Il est intéressant de noter que la cannelle est souvent présente en assez grande quantité dans les recettes allemandes, alors qu'elle est presque ou totalement absente des recettes d'Europe de l'Est ou du Nord. Inversement, le poivre ne figure que dans le nom du Pfefferkuchen allemand et n'est pas ajouté comme épice, contrairement à l'Europe de l'Est où il est effectivement utilisé pour la pâtisserie.

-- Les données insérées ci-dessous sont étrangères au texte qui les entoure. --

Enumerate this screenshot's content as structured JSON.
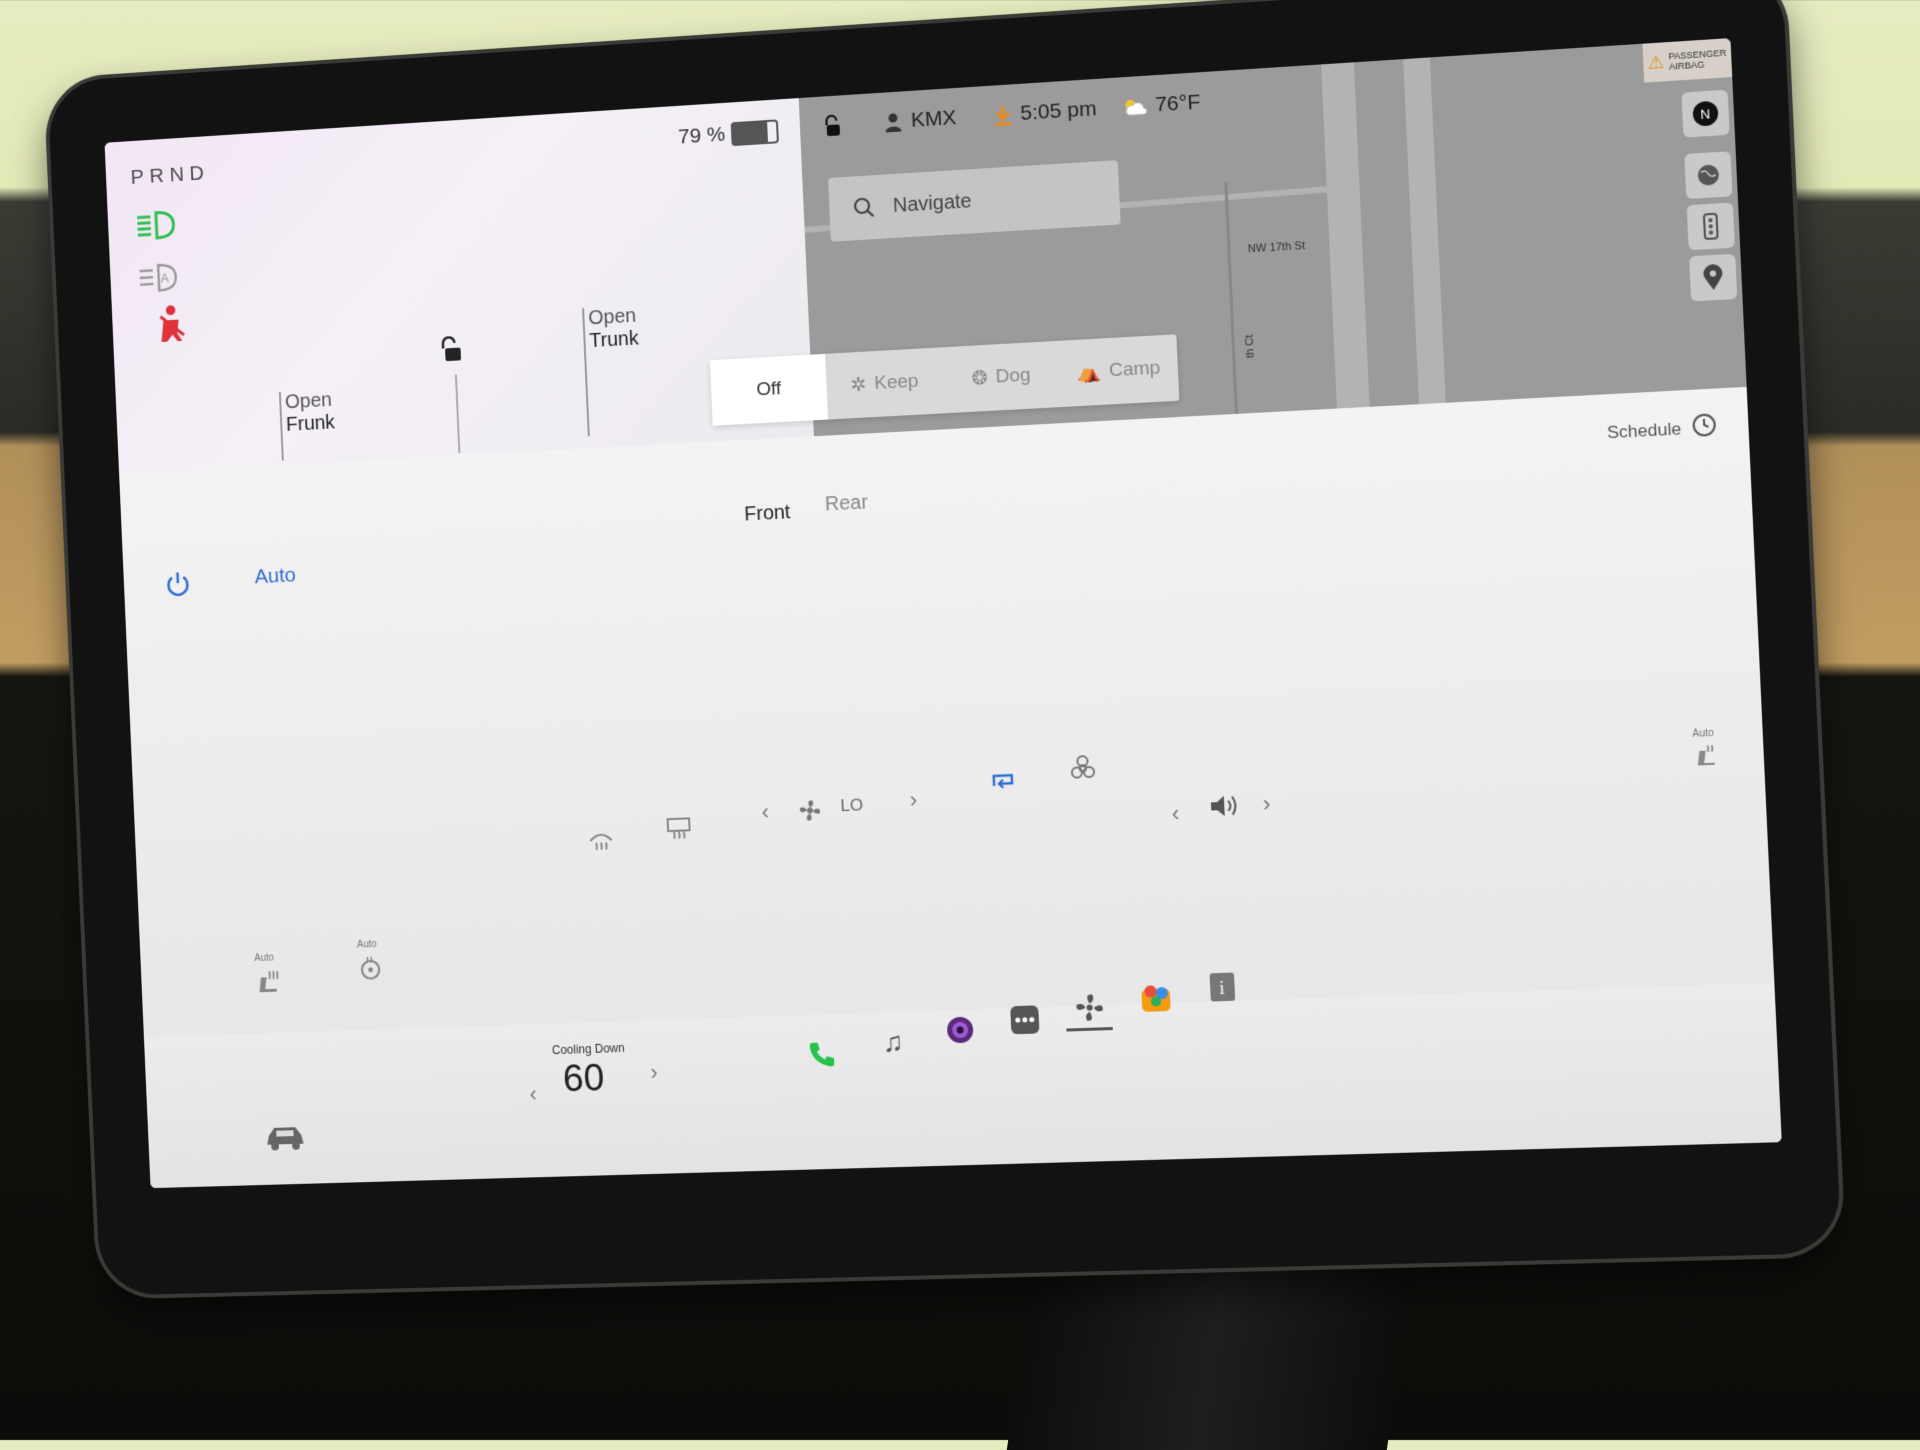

Je survole sur doazmol-rezepte.ch quelques recettes suisses de pain d'épices tirées de livres de cuisine des années 1901 à 1932 ; aucune des recettes qui y figurent ne contient de poivre. Le poivre semble également étranger aux pains d'épices lucernois, argoviens et bâlois, et de manière très spartiate, au pain d'épices bernois aux noisettes, qui n'est assaisonné que de cannelle.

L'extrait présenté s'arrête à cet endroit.